Der Hintergrund der Umfrage: Das Unternehmen NRS Poultry will Gentechnik-Zuchthennen auf den Markt bringen, die mit Crispr/Cas gentechnisch so verändert wurden, dass keine männlichen Nachkommen schlüpfen. Sie sollen durch ein vererbtes tödliches Gen schon im Ei absterben. Die weiblichen Nachkommen dagegen entwickeln sich angeblich normal und sollen als Legehennen eingesetzt werden. Die Generaldirektion Gesundheit der EU-Kommission hatte im Juli 2021 in einem Schreiben an das deutsche Bundesamt für Verbraucherschutz und Lebensmittelsicherheit erklärt, dass für diese Eier und Legehennen weder Zulassungsverfahren noch Gentechnik-Kennzeichnung nötig wären. Eine Rechtsauslegung, die auf deutliche Kritik stieß, als sie Anfang März dieses Jahres öffentlich bekannt wurde. In einem Schreiben an die European Non-GMO Industry Association (ENGA) bestätigte die Generaldirektion Gesundheit im Februar ihre Position. ENGA-Generalsekretärin Heike Moldenhauer hält diese für sehr bedenklich: „Die EU-Kommission scheint sich ganz auf die Einstufung des Herstellers zu verlassen, der ein 100 prozentiges Funktionieren seines Produktes behauptet. Damit negiert sie geltendes Recht, nach dem eine dritte Instanz die Angaben des Herstellers zu überprüfen hat.“
VLOG-Geschäftsführer Alexander Hissting kommentierte die Umfrageergebnisse so: „Eier verstecken ist ein beliebter Oster-Brauch. Versteckte Gentechnik in den Eiern kommt dagegen gar nicht gut an.“ Die Umfrage zeige, dass die Menschen wissen wollen, wie ihre Lebensmittel hergestellt werden. Sollte allerdings die EU-Kommission mit ihren Plänen durchkommen, die Gesetze für Zulassung und Kennzeichnung von Gentechnik-Lebensmitteln aufzuweichen, würde versteckte Gentechnik zum Regelfall. Niemand wüsste mehr, was in seinem Essen steckt. „Wir erwarten, dass sich Cem Özdemir in Brüssel entschlossen gegen diese geplante Verbrauchertäuschung stark macht“, sagte Hissting an den Bundeslandwirtschaftsminister gerichtet.

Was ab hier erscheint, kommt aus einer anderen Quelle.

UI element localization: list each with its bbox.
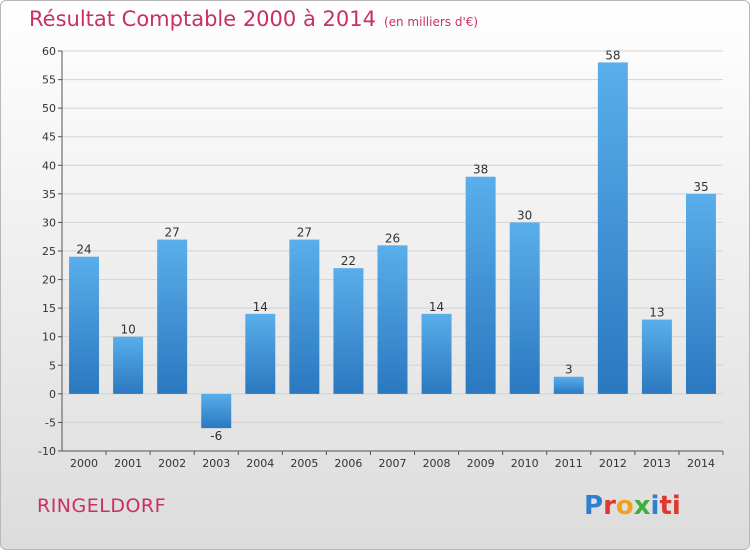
x-tick-label: 2014: [687, 457, 715, 470]
bar-2004: [245, 313, 276, 394]
y-tick-label: -5: [45, 416, 56, 429]
data-label-2014: 35: [693, 180, 708, 194]
data-label-2007: 26: [385, 231, 400, 245]
y-tick-label: 50: [42, 102, 56, 115]
data-label-2003: -6: [210, 429, 222, 443]
x-tick-label: 2012: [599, 457, 627, 470]
logo-letter: r: [603, 491, 616, 521]
logo-letter: ti: [659, 491, 681, 521]
y-tick-label: 5: [49, 359, 56, 372]
x-tick-label: 2008: [423, 457, 451, 470]
bar-2014: [685, 193, 716, 394]
bar-2010: [509, 222, 540, 394]
data-label-2005: 27: [297, 226, 312, 240]
x-tick-label: 2006: [334, 457, 362, 470]
data-label-2008: 14: [429, 300, 444, 314]
x-tick-label: 2007: [379, 457, 407, 470]
bar-2006: [333, 268, 364, 394]
data-label-2001: 10: [120, 323, 135, 337]
y-tick-label: 10: [42, 331, 56, 344]
chart-title-text: Résultat Comptable 2000 à 2014: [29, 7, 376, 31]
data-label-2006: 22: [341, 254, 356, 268]
chart-unit: (en milliers d'€): [383, 15, 479, 29]
x-tick-label: 2005: [290, 457, 318, 470]
x-tick-label: 2003: [202, 457, 230, 470]
y-tick-label: 20: [42, 274, 56, 287]
data-label-2012: 58: [605, 48, 620, 62]
data-label-2002: 27: [165, 226, 180, 240]
data-label-2013: 13: [649, 306, 664, 320]
x-tick-label: 2004: [246, 457, 274, 470]
data-label-2009: 38: [473, 163, 488, 177]
data-label-2011: 3: [565, 363, 573, 377]
y-tick-label: 55: [42, 74, 56, 87]
data-label-2000: 24: [76, 243, 91, 257]
bar-2011: [553, 376, 584, 394]
x-tick-label: 2011: [555, 457, 583, 470]
y-tick-label: 25: [42, 245, 56, 258]
x-tick-label: 2002: [158, 457, 186, 470]
town-name: RINGELDORF: [37, 495, 167, 517]
x-tick-label: 2009: [467, 457, 495, 470]
bar-2005: [289, 239, 320, 394]
x-tick-label: 2010: [511, 457, 539, 470]
bar-2000: [69, 256, 100, 394]
bar-2009: [465, 176, 496, 394]
bar-2003: [201, 393, 232, 429]
logo-letter: i: [650, 491, 660, 521]
y-tick-label: 15: [42, 302, 56, 315]
bar-2007: [377, 245, 408, 394]
logo-letter: x: [633, 491, 651, 521]
bar-2013: [641, 319, 672, 394]
data-label-2010: 30: [517, 208, 532, 222]
chart-title: Résultat Comptable 2000 à 2014 (en millie…: [29, 7, 478, 31]
x-tick-label: 2000: [70, 457, 98, 470]
y-tick-label: 0: [49, 388, 56, 401]
x-tick-label: 2001: [114, 457, 142, 470]
y-tick-label: 35: [42, 188, 56, 201]
proxiti-logo: Proxiti: [584, 491, 681, 521]
y-tick-label: 40: [42, 159, 56, 172]
data-label-2004: 14: [253, 300, 268, 314]
y-tick-label: 45: [42, 131, 56, 144]
y-tick-label: 30: [42, 216, 56, 229]
x-tick-label: 2013: [643, 457, 671, 470]
y-tick-label: 60: [42, 45, 56, 58]
logo-letter: P: [584, 491, 604, 521]
bar-2008: [421, 313, 452, 394]
bar-2001: [113, 336, 144, 394]
bar-2012: [597, 62, 628, 394]
bar-2002: [157, 239, 188, 394]
logo-letter: o: [615, 491, 634, 521]
y-tick-label: -10: [38, 445, 56, 458]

Annemarie Volling, Gentechnik-Expertin der Arbeitsgemeinschaft bäuerliche Landwirtschaft (AbL), warf der EU-Kommission vor, sie wolle klammheimlich das Gentechnikrecht und das Vorsorgeprinzip außer Kraft setzen. „Wird im Züchtungsprozess Gentechnik eingesetzt, wie hier bei den mit Crispr veränderten Zuchthennen, dann müssen die Nachkommen auch der Gentechnik-Regulierung unterzogen werden. Das entspricht dem sogenannten prozessorientierten Ansatz, der in der EU-Gentechnik-Gesetzgebung festgeschriebenen ist“, erläuterte Volling. Im Sinne des Vorsorgeprinzips müssten Nachkommen von Hühnern, deren Gene mit neuen Technologien verändert wurden, sowie deren Eier auf mögliche Risiken geprüft und als Gentechnik reguliert werden. Nur so könne eine Risikoprüfung und -bewertung, aber auch eine Rückverfolgbarkeit und Kennzeichnung gewährleistet werden „und nur so wird auch das Urteil des Europäischen Gerichtshofs von 2018 umgesetzt“, sagte Volling.
Bereits Anfang April hatte die EU-Kommission auf einen Brief der AbL und des Instituts Testbiotech geantwortet. Darin bestätigte sie ihre Auffassung, dass weder für die Nachkommen der Crispr-Hennen noch für deren Eier die Regeln des Gentechnikrechts gelten. Dabei geht die EU-Kommission von der Behauptung des Herstellers aus, dass die Nachkommen keine veränderten Gene enthielten. Außerdem schrieb sie, dass Eingriffe mit Crispr/Cas ins Erbgut weniger unerwünschte Nebenwirkungen verursachen würden als Mutationen in der konventionellen Züchtung. „Die EU-Kommission ignoriert jegliche wissenschaftliche Evidenz“, kommentierte Testbiotech das Schreiben. [lf]
Update 15.04.22: Schreiben der EU-Kommission an AbL und Testbiotech eingearbeitet.